PURPOSE: Understanding the quality of life (QoL) of cancer survivors is relevant to both clinical practice and health care policy. The current study compared the QoL profile in this specific population with that of a normative sample for the general population, as well as with those of both healthy and oncological patients normative sub-samples. In addition, associations between the obtained QoL profile and the main socio-demographic and clinical characteristics of the sample were examined.
METHODS: Three hundred and ninety-two adult long-term cancer survivors (i.e., people 5 + years from their cancer diagnosis who were free from it and its treatments) were enrolled during follow-up visits and compiled the Short Form 36 Health Survey.
RESULTS: In comparison with the normative data for the adult general population, the present sample showed lower scores in Physical functioning, Role-physical limitation, and Role-emotional limitations (all differences were both statistically and clinically significant); the difference in Vitality was only statistically significant.

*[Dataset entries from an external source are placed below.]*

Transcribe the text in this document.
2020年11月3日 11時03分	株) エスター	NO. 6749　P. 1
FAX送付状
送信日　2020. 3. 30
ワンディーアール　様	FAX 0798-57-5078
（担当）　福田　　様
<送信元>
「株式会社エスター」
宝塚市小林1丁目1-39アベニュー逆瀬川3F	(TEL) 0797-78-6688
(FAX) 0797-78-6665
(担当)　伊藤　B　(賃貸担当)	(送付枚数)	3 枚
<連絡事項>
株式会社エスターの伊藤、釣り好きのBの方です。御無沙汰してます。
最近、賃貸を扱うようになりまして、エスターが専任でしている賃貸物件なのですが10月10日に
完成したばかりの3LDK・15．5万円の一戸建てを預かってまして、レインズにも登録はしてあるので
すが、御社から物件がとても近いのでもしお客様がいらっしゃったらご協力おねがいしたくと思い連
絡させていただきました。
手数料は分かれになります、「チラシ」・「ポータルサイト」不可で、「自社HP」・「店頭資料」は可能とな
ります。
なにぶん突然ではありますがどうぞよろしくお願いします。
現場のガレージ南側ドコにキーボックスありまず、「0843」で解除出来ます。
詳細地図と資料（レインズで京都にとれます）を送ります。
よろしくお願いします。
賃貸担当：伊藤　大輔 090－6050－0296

In all eight SF-36 scales, scores of the present sample were clinically and statistically lower than those of the normative healthy subsample, whereas they were statistically and clinically higher than those of normative subsample which had experienced cancer, except for Role-physical limitation. The QoL profile was associated with gender (p = 0.002), age (p = 0.001), education (p < 0.001), occupational status (p < 0.001), and the presence of other health issues (p < 0.001).
CONCLUSION: These data support the utility of rehabilitative programs which integrate both healthcare and social interventions. In addition, they encourage the monitoring of the health status of this specific population, within a broad frame which simultaneously takes into consideration health and QoL.